I'm a big fan as usual! How do you set up your flash on your macro shots?(ocf or on camera).


----------



## NateS (Jun 27, 2010)

camz said:


> Nates,
> 
> I'm a big fan as usual! How do you set up your flash on your macro shots?(ocf or on camera).



Thank you sir.  It is both and neither....lol.  It is technically "on-lens" mounted.  I have it mounted to the tripod collar of the Tamron 180mm.  I have a little bracket made plus a swivel on the hot shoe cord that lets me mount the flash on the tripod collar and gives me flexibility on the tilt angle (forward backward) of the flash.  Mounting to the tripod collar also gives me the flexibility to change the direction the flash comes from.  For example, I had the flash on the camera left for the first shot in this thread, but for the second shot, it gave me a set of eyes with no body due to the flash angle.  Using the tripod collar it took me about 3 seconds to swivel the flash to the far right side to make sure his body was lit well for the second shot.

Now that I have a D5000 as well, I will try to get some rig shots so you can see what my setup actually looks like.


----------



## Art Photographers (Jun 28, 2010)

Excellent!


----------



## camz (Jul 1, 2010)

NateS said:


> camz said:
> 
> 
> > Nates,
> ...


 
Thanks!


----------



## dak1b (Jul 4, 2010)

superb! :thumbup:


----------



## julz (Jul 4, 2010)

wow. stunning


----------



## R.D. (Jul 4, 2010)

holy smokes, that's a cool shot, er, two.. having a snack...

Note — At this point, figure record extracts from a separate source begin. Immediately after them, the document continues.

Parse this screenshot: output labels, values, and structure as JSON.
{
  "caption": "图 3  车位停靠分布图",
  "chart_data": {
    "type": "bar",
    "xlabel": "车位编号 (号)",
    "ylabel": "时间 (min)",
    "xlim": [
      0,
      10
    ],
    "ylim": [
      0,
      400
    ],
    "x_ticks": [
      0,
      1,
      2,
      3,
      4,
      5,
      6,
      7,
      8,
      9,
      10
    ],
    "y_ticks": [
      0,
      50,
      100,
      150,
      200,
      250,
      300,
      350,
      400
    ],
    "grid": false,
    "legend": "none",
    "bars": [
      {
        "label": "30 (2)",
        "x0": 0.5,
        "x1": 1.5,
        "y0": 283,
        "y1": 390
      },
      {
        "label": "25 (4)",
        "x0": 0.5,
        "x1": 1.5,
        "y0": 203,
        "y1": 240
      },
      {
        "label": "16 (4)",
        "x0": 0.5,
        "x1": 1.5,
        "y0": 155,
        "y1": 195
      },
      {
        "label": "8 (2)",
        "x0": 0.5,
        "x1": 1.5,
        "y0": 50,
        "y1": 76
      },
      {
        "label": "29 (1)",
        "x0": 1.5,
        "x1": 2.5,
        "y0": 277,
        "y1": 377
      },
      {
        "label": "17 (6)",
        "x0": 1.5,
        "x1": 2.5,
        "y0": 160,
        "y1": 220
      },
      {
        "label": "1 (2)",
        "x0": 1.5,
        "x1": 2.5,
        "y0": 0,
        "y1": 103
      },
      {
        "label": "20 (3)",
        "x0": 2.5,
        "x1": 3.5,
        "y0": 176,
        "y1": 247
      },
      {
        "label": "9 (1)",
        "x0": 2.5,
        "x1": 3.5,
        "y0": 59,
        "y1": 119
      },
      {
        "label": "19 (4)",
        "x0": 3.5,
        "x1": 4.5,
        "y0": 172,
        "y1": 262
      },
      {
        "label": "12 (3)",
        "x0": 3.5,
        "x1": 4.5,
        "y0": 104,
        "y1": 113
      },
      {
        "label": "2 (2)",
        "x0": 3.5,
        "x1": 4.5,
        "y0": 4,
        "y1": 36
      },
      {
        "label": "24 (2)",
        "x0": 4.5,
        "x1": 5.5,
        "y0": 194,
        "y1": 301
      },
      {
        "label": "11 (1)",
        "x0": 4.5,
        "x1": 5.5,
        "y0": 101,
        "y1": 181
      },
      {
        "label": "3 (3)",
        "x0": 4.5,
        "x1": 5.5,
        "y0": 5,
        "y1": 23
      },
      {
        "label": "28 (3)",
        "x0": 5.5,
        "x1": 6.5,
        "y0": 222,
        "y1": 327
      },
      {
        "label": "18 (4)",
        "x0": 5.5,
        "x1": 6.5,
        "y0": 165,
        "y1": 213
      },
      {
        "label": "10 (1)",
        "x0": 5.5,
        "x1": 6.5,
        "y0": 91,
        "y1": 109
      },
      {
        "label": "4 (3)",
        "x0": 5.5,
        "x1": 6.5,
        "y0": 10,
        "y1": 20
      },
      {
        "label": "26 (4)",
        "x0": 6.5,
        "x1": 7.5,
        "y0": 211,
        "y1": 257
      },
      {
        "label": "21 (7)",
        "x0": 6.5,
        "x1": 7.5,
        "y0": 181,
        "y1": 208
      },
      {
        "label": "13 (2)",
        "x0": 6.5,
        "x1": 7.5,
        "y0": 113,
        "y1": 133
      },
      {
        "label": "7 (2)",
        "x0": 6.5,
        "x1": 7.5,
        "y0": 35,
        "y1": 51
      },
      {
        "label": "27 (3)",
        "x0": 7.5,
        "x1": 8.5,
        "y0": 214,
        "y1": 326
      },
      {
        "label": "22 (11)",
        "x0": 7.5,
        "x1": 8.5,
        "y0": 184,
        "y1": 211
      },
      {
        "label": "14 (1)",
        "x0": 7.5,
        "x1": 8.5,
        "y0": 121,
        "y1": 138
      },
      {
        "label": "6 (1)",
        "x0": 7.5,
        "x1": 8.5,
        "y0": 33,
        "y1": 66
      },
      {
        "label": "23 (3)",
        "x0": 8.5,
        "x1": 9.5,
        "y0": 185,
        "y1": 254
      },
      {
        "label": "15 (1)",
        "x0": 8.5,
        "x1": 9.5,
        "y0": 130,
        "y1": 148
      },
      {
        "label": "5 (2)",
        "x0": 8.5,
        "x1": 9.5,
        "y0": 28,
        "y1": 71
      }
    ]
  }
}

Would love to think I could get shots like that.. was that the sigma 70-300 macro?


----------



## NateS (Jul 4, 2010)

R.D. said:


> holy smokes, that's a cool shot, er, two.. having a snack...
> 
> Would love to think I could get shots like that.. was that the sigma 70-300 macro?



Thank you.  It was actually the Tamron 180mm f3.5 and 68mm of extension tubes.


----------